10Your body uses calcium to build healthy bones and teeth, keep them strong as you age, send messages through the nervous system, and regulate the heart’s rhythm. If you don’t get enough calcium in your diet, your body will take calcium from your bones to ensure normal cell function, which can lead to osteoporosis.

Recommended calcium levels are 1000 mg per day, 1200 mg if you are over 50 years old. Try to get as much from food as possible and use only low-dose calcium supplements to make up any shortfall. Limit foods that deplete your body’s calcium stores (caffeine, alcohol, sugary drinks), do weight-bearing exercise, and get a daily dose of magnesium and vitamins D and K—nutrients that help calcium do its job.
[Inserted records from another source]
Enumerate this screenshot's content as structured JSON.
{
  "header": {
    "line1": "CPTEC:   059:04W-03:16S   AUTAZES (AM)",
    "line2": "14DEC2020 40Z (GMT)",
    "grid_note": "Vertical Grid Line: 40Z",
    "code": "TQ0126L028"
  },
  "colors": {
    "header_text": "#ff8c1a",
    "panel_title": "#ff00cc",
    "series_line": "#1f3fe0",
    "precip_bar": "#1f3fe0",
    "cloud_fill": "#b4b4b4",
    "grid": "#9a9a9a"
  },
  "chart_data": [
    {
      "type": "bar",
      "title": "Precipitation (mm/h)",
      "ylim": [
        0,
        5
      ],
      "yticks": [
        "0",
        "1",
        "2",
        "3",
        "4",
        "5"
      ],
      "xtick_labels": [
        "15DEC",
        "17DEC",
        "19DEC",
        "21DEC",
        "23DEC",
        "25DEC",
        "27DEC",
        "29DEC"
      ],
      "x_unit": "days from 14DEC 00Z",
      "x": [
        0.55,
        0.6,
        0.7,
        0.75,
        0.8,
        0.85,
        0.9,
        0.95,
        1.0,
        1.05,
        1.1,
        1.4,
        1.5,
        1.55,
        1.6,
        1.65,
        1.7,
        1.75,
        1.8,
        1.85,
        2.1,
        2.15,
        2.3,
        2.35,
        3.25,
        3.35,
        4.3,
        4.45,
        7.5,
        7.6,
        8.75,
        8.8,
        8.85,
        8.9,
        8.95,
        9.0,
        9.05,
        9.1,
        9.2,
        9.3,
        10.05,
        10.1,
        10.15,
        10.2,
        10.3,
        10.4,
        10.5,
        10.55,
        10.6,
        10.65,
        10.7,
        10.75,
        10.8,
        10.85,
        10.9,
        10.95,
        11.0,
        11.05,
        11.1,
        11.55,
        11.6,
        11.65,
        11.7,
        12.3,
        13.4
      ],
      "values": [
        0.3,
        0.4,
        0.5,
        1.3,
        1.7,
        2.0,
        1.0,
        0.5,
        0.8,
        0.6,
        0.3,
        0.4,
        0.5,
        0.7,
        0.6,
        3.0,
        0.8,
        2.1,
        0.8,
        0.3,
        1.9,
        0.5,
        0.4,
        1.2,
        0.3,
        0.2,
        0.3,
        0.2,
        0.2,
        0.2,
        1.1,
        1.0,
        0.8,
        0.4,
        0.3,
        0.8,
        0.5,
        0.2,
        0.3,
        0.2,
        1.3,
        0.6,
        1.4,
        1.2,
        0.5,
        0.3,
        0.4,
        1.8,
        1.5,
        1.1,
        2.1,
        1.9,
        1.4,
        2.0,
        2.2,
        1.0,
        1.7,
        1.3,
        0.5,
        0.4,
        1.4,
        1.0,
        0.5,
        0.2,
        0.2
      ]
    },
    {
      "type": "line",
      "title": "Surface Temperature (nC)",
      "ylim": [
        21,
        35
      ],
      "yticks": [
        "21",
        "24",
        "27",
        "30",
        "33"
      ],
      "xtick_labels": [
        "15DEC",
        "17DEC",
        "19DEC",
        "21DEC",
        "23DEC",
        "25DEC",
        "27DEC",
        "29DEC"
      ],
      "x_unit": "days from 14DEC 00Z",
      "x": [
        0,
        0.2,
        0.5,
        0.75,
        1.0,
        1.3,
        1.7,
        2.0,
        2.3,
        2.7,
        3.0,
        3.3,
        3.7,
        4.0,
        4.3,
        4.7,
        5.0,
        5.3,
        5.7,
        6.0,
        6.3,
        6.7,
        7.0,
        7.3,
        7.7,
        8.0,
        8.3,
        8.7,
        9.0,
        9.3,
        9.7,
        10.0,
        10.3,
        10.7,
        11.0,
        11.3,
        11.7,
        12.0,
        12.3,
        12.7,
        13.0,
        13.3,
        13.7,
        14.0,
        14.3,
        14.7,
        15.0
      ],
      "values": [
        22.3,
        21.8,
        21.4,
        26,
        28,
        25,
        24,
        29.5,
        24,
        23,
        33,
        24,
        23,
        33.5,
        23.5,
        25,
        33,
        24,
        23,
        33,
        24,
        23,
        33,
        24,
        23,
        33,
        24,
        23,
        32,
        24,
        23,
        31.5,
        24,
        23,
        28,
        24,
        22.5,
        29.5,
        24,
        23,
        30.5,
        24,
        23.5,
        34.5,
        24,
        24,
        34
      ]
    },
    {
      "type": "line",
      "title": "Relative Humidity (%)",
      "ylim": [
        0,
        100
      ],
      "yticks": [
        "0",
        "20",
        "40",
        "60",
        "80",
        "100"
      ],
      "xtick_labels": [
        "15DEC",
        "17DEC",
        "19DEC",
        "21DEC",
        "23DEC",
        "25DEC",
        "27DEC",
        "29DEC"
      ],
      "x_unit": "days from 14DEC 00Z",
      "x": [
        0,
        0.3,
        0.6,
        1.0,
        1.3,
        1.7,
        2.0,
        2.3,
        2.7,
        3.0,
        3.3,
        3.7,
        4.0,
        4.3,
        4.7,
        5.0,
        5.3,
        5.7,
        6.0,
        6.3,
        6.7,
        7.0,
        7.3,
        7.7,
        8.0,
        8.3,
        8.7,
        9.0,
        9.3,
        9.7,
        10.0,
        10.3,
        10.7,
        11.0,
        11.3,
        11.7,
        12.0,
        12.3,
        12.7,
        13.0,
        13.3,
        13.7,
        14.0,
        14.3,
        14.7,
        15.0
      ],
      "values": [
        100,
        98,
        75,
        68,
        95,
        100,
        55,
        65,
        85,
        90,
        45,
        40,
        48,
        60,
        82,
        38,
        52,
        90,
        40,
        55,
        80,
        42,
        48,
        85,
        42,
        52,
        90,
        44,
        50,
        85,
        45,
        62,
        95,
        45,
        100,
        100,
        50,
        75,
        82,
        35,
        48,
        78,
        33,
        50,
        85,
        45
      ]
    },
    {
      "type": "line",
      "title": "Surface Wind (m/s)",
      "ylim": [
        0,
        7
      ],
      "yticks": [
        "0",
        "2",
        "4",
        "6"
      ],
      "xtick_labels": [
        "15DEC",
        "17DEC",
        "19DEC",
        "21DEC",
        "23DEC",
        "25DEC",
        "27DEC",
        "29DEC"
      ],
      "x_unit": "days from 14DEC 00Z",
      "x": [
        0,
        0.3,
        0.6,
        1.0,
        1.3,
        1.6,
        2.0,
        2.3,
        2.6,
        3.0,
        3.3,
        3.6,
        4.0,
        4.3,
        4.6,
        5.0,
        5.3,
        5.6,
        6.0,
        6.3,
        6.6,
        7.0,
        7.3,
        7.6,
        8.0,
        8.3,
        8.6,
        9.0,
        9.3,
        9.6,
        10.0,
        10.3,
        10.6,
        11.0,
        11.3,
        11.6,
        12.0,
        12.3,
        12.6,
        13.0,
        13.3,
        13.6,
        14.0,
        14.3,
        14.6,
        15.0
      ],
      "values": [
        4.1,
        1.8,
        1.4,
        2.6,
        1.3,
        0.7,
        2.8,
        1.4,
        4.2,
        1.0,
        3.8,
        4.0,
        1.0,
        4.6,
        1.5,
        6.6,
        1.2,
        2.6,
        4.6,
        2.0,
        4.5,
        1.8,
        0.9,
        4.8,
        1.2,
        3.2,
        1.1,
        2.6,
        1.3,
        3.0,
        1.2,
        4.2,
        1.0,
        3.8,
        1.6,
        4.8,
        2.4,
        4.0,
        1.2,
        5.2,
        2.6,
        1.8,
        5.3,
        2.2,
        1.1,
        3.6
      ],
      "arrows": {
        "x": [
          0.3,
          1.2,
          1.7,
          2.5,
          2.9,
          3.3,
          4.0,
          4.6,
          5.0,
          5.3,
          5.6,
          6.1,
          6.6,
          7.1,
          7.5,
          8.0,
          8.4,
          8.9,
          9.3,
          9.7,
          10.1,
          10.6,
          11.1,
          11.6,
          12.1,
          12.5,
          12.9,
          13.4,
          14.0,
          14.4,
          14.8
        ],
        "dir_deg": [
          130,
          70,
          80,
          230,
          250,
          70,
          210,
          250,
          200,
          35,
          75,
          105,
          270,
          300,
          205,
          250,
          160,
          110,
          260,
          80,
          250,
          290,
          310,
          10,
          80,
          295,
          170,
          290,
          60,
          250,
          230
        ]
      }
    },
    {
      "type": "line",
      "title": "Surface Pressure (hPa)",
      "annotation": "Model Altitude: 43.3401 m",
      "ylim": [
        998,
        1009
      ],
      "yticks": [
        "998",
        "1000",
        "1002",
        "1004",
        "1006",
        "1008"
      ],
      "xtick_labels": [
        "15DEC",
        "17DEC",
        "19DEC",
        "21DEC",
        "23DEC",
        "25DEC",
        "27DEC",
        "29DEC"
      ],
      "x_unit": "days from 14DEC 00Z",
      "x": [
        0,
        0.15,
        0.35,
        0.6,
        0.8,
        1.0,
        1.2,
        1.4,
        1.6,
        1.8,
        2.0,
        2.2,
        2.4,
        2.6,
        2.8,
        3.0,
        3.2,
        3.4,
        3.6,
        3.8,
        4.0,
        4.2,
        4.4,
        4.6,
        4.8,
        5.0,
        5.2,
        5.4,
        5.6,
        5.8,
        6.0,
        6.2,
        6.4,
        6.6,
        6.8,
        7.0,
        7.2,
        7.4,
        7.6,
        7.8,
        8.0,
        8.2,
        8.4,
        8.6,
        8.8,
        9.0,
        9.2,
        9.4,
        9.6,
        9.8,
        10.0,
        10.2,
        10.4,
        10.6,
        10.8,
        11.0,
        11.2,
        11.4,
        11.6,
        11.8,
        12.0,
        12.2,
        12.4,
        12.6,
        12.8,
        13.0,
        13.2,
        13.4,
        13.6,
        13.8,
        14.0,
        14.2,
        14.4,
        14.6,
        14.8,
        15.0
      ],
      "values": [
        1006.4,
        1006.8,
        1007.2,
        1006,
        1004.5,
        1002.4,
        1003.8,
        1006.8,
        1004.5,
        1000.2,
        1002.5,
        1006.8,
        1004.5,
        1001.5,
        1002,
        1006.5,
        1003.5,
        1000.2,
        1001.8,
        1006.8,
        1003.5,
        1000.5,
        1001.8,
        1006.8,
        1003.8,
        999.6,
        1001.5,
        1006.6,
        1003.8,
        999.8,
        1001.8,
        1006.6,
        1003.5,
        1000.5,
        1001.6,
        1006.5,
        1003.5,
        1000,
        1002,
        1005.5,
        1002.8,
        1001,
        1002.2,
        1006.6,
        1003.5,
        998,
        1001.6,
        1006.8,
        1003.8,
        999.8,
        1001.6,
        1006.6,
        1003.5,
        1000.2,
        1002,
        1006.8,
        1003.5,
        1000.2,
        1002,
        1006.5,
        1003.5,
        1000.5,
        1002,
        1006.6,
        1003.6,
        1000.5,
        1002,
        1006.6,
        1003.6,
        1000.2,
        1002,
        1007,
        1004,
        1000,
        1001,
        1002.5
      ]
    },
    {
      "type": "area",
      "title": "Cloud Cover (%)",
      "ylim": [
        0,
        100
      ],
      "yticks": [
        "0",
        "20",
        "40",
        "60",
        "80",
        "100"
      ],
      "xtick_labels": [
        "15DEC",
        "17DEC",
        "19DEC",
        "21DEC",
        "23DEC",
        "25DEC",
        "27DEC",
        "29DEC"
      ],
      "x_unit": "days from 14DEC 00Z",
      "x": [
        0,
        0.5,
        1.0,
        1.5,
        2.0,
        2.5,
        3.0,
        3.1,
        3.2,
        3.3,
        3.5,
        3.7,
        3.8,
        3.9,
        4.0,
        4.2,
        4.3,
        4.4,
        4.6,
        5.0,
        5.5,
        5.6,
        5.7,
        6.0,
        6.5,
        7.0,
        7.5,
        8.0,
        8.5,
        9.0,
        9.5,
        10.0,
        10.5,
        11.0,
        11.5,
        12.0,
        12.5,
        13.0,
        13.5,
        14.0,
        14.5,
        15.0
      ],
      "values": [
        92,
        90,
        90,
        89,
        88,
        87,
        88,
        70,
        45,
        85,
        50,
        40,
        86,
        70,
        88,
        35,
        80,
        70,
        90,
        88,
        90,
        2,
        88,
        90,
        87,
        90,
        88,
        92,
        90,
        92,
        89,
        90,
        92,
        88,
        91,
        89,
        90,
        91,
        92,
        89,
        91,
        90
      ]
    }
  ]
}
Good sources of calcium include:

Dairy: Dairy products are rich in calcium in a form that is easily digested and absorbed by the body. Sources include milk, unsweetened yogurt, and cheese.
Vegetables and greens: Many vegetables, especially leafy green ones, are rich sources of calcium. Try collard greens, kale, romaine lettuce, celery, broccoli, fennel, cabbage, summer squash, green beans, Brussels sprouts, asparagus, and crimini mushrooms.
Beans: such as black beans, pinto beans, kidney beans, white beans, black-eyed peas, or baked beans.